Tuesday, January 21, 2014

Atkins family ties

I didn't grow up in a family of surfers. My dad surfed when he was a teenager. Apparently he surfed quite well, but he gave it up. Now I think about it, I've never asked him why he gave it up, so that should be a conversation I aim to have in the near future. My mum spent loads of time on the beach throughout her life, but never really took to the waves.  My sisters and I grew up next to the beach but none of us took it up when we were young either. My youngest sister did for a while, but she never really committed. And this was despite spending hours of our lives out at the Maddog surf factory, where my mum worked in the office! We were around the beach and surfing all my childhood, but for some reason, it never caught any of us in its grasp. Too much ballet I suppose.

It took me until my mid-20s before I felt any interest in taking to the waves, which I then did with enthusiastic gusto! But surfing has remained my own, and it has never been an experience I've shared with my family. I am often rushing from the sea to make it home in time for family dinners or for christmas morning (always on christmas morning!). They, like my other non-surfing friends - make room for my surfing, but other than dad giving me a surf report, its not something they share with me.
That is changing as my niece and nephew grow. They love the sea, and have no fear in the waves. My niece would have me help her into 'epic' waves all day if she could!
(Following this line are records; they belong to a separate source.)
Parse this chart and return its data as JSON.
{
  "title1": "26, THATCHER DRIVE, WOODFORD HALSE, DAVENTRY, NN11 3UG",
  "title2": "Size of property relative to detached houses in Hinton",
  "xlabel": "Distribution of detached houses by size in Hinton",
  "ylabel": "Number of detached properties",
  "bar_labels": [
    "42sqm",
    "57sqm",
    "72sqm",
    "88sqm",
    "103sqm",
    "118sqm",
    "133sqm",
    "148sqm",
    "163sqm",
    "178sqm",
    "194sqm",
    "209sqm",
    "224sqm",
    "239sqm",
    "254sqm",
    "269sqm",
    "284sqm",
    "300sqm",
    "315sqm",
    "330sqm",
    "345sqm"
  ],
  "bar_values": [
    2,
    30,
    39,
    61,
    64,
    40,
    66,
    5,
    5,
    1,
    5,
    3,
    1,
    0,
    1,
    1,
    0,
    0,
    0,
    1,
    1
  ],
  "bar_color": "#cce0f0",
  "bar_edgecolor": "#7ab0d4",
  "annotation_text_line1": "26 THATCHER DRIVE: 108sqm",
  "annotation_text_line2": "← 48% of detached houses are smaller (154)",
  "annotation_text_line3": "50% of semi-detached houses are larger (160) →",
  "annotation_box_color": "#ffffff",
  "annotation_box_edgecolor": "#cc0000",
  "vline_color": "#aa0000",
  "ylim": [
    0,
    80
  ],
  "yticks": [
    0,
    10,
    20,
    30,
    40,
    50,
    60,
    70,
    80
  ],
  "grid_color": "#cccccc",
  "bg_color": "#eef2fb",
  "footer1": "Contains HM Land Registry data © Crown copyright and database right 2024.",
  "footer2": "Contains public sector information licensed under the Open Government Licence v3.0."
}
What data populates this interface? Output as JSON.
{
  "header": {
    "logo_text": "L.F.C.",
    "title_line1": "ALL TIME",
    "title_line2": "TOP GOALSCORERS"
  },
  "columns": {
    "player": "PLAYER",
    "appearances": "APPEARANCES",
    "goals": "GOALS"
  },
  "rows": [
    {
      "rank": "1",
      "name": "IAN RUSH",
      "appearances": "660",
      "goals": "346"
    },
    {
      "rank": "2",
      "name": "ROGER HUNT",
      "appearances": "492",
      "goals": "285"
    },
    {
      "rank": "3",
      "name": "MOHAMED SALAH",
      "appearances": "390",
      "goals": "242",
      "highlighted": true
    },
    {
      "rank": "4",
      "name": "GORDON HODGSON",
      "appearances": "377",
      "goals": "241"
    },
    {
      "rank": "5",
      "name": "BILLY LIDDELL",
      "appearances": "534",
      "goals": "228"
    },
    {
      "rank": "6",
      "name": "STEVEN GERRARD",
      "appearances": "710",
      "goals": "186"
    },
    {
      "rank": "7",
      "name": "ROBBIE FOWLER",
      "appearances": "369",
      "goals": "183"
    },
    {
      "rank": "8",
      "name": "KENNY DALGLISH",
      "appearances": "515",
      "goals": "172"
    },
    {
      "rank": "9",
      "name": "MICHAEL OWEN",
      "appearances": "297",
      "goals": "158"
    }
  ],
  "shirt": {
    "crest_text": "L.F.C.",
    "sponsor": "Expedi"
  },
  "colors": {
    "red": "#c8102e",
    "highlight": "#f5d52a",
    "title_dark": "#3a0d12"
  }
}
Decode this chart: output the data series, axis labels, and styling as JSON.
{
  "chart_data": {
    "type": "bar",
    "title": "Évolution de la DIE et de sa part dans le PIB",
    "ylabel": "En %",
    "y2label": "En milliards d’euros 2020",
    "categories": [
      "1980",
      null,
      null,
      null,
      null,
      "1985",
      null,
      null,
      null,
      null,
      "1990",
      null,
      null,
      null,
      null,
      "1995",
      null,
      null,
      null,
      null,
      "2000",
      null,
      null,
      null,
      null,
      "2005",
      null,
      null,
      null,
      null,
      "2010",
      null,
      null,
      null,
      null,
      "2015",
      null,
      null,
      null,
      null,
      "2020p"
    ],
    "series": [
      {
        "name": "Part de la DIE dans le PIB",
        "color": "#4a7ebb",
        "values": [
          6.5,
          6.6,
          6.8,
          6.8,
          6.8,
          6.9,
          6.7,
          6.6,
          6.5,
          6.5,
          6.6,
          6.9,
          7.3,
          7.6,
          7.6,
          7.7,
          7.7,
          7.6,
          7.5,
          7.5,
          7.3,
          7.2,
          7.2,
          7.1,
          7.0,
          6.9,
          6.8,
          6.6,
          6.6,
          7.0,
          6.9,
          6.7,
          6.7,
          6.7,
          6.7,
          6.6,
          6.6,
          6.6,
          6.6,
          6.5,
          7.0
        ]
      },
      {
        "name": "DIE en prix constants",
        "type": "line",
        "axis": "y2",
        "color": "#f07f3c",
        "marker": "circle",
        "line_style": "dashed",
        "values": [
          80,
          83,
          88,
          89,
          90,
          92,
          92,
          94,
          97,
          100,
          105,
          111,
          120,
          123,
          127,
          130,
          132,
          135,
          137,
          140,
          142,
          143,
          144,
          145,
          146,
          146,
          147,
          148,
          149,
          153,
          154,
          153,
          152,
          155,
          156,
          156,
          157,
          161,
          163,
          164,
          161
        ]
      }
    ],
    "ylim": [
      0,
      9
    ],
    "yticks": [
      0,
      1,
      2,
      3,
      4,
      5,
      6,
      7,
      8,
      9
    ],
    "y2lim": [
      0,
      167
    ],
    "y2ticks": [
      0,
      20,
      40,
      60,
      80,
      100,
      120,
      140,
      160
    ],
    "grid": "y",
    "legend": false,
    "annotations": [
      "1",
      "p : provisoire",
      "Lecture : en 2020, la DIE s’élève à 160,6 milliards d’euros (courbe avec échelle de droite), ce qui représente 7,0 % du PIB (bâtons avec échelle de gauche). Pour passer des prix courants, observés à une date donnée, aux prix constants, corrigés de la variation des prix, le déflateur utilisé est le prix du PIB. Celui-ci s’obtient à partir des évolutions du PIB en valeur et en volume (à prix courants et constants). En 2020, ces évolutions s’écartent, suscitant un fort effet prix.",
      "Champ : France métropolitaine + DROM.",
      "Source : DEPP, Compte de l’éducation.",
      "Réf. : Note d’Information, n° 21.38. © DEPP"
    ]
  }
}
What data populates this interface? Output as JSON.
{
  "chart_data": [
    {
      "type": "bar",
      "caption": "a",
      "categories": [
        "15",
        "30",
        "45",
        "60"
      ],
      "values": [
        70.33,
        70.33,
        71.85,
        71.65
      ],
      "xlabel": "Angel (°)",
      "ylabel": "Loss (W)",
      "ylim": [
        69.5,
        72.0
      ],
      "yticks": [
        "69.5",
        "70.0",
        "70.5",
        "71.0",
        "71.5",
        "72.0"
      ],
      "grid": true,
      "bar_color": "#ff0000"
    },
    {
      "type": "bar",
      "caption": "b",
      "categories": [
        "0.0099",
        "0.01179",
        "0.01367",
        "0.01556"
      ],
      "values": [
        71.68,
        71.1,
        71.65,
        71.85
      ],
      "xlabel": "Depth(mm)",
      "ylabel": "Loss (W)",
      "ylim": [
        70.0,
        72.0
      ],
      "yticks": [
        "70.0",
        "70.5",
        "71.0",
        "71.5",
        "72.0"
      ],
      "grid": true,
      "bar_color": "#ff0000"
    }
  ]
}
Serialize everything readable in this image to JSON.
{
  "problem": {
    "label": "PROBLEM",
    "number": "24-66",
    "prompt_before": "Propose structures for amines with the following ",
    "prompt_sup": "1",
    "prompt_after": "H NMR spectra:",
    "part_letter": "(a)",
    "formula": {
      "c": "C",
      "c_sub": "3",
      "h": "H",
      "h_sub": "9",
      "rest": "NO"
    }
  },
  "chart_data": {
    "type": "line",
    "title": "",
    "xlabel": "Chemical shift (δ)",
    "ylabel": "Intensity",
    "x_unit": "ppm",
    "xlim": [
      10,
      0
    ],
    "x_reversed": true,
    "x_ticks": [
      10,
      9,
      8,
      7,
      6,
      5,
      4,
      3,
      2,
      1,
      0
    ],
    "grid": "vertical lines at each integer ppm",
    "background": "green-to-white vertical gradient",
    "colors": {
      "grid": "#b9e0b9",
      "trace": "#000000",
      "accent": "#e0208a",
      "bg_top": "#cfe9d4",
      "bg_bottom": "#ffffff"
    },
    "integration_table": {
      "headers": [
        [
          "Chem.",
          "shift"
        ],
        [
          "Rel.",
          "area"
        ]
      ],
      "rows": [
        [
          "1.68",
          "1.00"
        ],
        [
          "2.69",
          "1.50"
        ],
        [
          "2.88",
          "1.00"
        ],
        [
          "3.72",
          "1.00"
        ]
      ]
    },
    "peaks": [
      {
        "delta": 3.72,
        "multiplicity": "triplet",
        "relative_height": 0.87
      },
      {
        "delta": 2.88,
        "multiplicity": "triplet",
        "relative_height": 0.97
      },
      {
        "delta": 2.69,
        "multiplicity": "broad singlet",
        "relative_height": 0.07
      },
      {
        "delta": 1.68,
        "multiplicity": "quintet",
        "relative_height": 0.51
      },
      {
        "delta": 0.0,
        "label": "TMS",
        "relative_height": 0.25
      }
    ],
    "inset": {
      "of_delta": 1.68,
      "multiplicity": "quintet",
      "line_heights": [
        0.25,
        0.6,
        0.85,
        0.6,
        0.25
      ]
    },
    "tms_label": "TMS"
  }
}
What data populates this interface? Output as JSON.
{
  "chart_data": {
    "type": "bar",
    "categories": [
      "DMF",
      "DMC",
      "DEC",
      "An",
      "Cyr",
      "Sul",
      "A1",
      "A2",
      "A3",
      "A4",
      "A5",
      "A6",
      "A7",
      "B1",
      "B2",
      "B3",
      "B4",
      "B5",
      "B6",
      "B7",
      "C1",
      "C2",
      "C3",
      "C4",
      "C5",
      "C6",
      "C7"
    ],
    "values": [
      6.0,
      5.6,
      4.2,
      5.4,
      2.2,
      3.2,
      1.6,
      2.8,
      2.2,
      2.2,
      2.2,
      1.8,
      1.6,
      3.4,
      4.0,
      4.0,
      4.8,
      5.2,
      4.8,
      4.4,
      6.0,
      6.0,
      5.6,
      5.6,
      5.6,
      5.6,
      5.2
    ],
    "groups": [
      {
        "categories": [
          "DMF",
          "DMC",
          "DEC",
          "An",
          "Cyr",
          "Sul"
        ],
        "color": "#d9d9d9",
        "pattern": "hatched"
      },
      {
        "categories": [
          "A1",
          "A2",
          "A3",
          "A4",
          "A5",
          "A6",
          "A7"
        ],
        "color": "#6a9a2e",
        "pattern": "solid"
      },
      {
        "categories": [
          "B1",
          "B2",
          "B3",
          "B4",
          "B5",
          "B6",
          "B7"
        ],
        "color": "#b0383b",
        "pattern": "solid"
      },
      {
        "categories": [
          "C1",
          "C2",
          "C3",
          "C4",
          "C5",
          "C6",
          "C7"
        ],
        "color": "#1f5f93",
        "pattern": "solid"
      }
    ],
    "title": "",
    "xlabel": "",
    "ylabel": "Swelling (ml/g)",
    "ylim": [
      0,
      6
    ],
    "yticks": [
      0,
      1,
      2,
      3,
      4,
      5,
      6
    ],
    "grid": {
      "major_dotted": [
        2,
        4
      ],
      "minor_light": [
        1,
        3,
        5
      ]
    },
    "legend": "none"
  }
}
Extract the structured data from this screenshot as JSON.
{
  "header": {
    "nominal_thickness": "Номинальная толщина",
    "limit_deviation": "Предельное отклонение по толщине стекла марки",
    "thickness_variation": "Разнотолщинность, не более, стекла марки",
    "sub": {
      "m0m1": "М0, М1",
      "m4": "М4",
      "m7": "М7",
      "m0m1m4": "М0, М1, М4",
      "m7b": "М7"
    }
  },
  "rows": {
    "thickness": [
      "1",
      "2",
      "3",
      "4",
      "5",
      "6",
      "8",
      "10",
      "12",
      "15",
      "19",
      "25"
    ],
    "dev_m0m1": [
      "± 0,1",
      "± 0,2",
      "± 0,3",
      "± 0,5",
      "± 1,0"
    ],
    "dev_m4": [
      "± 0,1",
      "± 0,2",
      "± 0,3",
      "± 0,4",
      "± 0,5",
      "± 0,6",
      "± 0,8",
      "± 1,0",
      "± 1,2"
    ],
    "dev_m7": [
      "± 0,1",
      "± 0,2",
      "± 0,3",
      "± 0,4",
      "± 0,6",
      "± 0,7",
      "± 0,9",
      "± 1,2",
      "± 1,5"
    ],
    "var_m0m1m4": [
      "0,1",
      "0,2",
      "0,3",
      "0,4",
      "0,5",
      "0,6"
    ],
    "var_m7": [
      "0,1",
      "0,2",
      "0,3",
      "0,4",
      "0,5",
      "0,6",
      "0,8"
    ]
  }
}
I have a sort of surfing family of my own now. I have friends in Byron and beyond who share wave riding with me - Izzy, Ryan, Brett, Em, Isaac, Erin, Leroy, Jules, and many more - but it's not the same as growing up with the people you share your home and history with. It's not the same as having been pushed into waves by your parents, as fighting over boards with your siblings. I grew up in a noisy family of three ballet girls who practised together, shared costumes and leotards, watched each others exams, criticised each other and choreographed collaborative dances in the backyard, so I know how that stuff would roll.

Image taken by the lovely Yoko over at Slideaholics.

But I've been lucky enough to have been adopted into another family - The Atkins family - who can often be found arriving in their VW convoy to surf together. In the mornings the girls are free, texts fly back and forth as they check breaks around the area deciding where to go. Rachel and Jess grew up surfing with their dad and are very at home in the waves. Their ocean knowledge is amazing, and their courage, skill and technique in the surf always impresses me. I've learned a lot from them. Al Atkins, their dad, is nothing but amazing and he is always a standout in the surf break. He gets so many waves and he always rides them with style and confidence, which reflects his years of surfing for fun and competition. Many of you might know Al, and those of you who don't should probably look him up. He is generous with his knowledge, so if you are lucky enough to have him impart a bit of advice, make sure you listen! Our conversations have taught me history, given me tips, picked me up, shared waves, and (along with Erin) have introduced me to the mighty Geelong Cats!

The Atkins family are the kind of people who you know will be surfing forever. I mean, I know I'll still be finding them out in the water at Wategos for as long as I care to check. Not because its cool or trendy, not only because they love it so much, but because it is an inextricable part of their family history and relationships.